The Corporatization of Graffiti
I’ve spent a lot of time practicing the art of seeing graffiti. After a few years, my eye is now automatically able to seek out those sweet spots on buildings or signs where graffiti ought to be—and in the right parts of town, it usually is. I’m good, but there are still times that graffiti, or something pretending to be graffiti, will surprise me.
Most recently, it was coming across designer cans of the sparkling mineral water Perrier that featured the work of street artists. “Street art” is a funny term. On the one hand, it’s a useful distinction based on medium—basically, vandalism with spray paint is graffiti, and vandalism with anything else is street art.
Graffiti is art, it is protest, it is witty, colorful and acerbic. There are as many ways to write graffiti as there are people writing it. The one constant that binds all graffiti to all other graffiti is that at the most basic level, graffiti is vandalism.
Most street art is vandalism, too. How the term street art actually functions, however, seems to be as a distancing measure, placing space between graffiti and some kind of sentimental youthful expression with wheat paste and ironic stencils. In a sense, street art is graffiti’s nicer, commercial cousin.

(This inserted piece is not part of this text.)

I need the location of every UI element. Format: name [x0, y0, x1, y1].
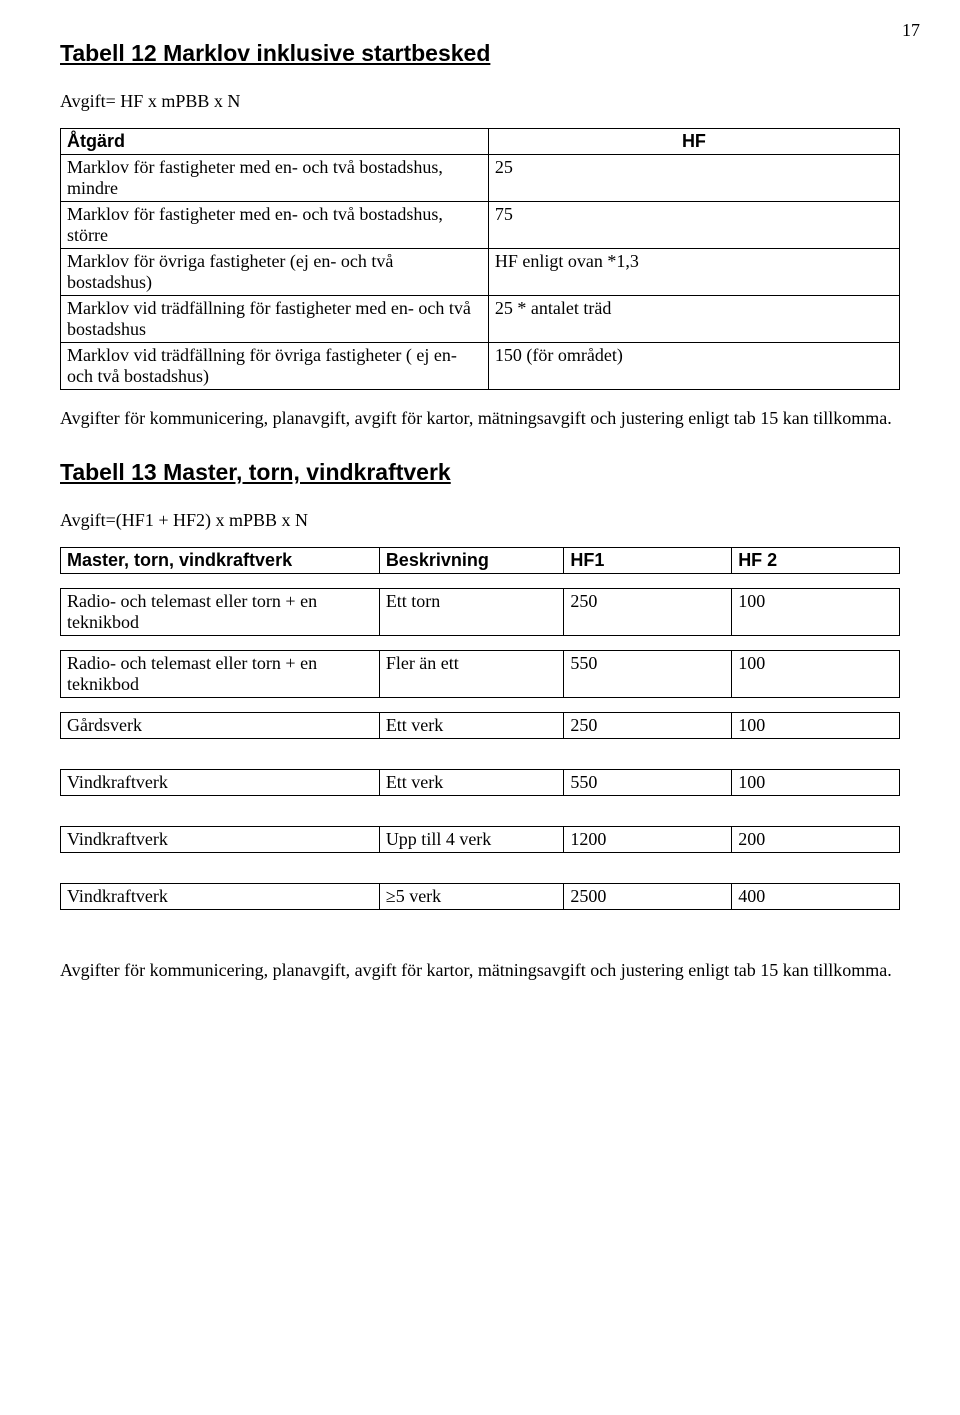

Perrier capitalizes on this gentrification of language to hint at having an edge, without specifically identifying with anything. Because, of course, identifying with graffiti would be condoning actual crime. This patronizing wink at counterculture is precisely what the images on the cans embody: hinting at the presence of an actual artist, without being too much outside of any kind of focus-grouped preferences. Add a signature on the lower-half of the can, and Perrier now has a reasonable defense against the also-reasonable speculation that a computer designed the entire series.
While I certainly don’t want to begrudge artists from gaining exposure or making money through collaboration with corporations, let’s stop believing that there is anything “street” about it and call this series what it is: marketing. And not even the “authentic graffiti font” street-art label can change that.